L’IA coûte cher. Mais l’utiliser sans méthode coûte encore plus.

L’IA coûte cher. Mal l’utiliser coûte encore plus

On parle beaucoup du prix des abonnements, des tokens, des GPU, de l’énergie et des infrastructures nécessaires pour faire tourner les modèles d’IA.

Ces questions sont légitimes.

Mais on devrait aussi se demander : Est-ce qu’on utilise vraiment l’IA de façon efficace ?

On l’utilise souvent comme une recherche Google améliorée : une question rapide, une réponse immédiate, puis on recommence si le résultat n’est pas bon.

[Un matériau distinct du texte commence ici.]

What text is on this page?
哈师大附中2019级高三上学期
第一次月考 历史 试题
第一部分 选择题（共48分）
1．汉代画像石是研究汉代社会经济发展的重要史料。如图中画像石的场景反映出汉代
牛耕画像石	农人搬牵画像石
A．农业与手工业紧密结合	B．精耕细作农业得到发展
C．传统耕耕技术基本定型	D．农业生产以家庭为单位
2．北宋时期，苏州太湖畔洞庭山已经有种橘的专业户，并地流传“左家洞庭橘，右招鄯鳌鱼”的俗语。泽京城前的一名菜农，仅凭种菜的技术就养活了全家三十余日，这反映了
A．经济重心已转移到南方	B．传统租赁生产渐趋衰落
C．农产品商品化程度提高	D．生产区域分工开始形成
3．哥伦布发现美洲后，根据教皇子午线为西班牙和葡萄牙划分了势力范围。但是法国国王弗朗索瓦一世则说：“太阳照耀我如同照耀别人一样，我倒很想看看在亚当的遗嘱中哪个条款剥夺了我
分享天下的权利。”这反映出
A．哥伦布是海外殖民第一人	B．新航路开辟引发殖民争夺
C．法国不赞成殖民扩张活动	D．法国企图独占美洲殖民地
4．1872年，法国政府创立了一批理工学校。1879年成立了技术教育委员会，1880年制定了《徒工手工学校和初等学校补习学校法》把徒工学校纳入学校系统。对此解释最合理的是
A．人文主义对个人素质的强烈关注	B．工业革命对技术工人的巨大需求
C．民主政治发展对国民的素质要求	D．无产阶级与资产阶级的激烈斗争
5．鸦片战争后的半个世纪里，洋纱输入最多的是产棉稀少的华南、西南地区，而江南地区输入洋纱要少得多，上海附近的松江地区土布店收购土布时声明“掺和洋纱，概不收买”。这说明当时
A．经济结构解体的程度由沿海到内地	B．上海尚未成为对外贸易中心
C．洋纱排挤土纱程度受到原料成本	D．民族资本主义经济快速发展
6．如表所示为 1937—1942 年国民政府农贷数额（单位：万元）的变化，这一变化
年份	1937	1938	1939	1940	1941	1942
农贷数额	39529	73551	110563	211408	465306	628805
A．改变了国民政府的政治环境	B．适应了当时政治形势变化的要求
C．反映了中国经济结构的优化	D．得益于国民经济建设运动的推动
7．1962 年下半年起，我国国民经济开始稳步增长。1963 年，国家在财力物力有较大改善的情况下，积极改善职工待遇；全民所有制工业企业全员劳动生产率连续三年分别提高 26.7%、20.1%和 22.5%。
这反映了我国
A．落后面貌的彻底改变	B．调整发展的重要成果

Sauf que chaque demande mobilise une technologie lourde. Le problème n’est donc pas seulement le coût de l’IA.

C’est parfois le faible rendement de nos demandes.

  • Une demande vague produit souvent une réponse vague.
  • Une demande sans contexte produit souvent une réponse générique.
  • Une demande mal cadrée oblige souvent à recommencer plusieurs fois.

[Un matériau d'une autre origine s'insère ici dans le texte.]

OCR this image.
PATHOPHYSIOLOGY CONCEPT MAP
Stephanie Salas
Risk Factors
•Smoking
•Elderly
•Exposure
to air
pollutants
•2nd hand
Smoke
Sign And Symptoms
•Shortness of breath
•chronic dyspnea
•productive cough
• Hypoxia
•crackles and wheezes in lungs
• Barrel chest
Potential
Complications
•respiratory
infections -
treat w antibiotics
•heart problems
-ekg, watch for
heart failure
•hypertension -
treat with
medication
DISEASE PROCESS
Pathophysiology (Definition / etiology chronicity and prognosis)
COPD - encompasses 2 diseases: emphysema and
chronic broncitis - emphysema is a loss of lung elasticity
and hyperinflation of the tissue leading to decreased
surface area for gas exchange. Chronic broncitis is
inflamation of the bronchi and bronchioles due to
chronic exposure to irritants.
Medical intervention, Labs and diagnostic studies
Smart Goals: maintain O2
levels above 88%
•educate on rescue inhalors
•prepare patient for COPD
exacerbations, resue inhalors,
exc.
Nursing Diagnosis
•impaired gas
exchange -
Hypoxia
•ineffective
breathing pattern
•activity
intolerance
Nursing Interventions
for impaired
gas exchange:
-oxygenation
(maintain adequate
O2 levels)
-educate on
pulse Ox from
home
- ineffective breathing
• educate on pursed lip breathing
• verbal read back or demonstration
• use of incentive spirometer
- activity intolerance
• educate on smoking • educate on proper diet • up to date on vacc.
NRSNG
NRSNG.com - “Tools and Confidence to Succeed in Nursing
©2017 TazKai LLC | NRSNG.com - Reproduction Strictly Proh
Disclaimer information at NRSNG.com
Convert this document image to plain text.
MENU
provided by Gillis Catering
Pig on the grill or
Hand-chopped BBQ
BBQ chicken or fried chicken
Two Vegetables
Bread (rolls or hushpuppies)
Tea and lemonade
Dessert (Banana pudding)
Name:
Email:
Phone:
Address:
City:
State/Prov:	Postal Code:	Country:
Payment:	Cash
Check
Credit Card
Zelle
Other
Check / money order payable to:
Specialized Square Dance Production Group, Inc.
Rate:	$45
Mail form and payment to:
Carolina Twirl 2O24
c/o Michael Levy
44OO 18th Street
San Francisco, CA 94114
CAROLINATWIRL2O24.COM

Mieux utiliser l’IA, ce n’est pas seulement mieux écrire son prompt, c’est aussi choisir le bon niveau de modèle : Toutes les demandes ne nécessitent pas le modèle le plus avancé.

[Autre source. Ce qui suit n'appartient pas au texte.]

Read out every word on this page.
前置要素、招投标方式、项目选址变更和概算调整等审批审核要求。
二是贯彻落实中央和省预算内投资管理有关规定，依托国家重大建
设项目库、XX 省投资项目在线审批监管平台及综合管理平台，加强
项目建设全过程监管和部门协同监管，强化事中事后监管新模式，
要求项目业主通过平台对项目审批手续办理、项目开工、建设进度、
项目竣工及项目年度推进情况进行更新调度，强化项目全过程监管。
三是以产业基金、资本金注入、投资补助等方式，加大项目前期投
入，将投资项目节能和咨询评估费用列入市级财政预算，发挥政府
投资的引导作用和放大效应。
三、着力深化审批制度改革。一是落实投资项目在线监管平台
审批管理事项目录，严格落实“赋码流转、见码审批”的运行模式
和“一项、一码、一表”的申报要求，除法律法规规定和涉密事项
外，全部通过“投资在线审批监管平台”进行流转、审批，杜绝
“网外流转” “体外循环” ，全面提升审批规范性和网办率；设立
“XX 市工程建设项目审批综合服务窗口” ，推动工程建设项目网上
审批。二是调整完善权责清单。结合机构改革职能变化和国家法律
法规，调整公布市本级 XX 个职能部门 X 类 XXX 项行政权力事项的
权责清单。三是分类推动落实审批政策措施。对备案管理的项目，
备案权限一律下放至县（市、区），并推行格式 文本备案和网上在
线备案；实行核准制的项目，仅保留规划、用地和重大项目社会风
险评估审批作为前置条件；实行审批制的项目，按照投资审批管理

Pour reformuler une phrase, résumer un court texte ou classer quelques idées, un modèle plus léger peut suffire, pour analyser une stratégie, comparer plusieurs options ou structurer un raisonnement complexe, un modèle plus avancé devient plus pertinent.

Et parfois, il ne faut pas utiliser l’IA du tout.

  • Pour vérifier une règle, une loi ou une donnée sensible, une source officielle reste préférable.
  • Pour comprendre les vraies questions des clients, les courriels, les appels ou les échanges terrain sont souvent plus utiles qu’un persona généré.
  • Pour automatiser une tâche répétitive, un script, un gabarit ou un processus interne peut être plus stable qu’une IA générative.

Il y a aussi une responsabilité partagée.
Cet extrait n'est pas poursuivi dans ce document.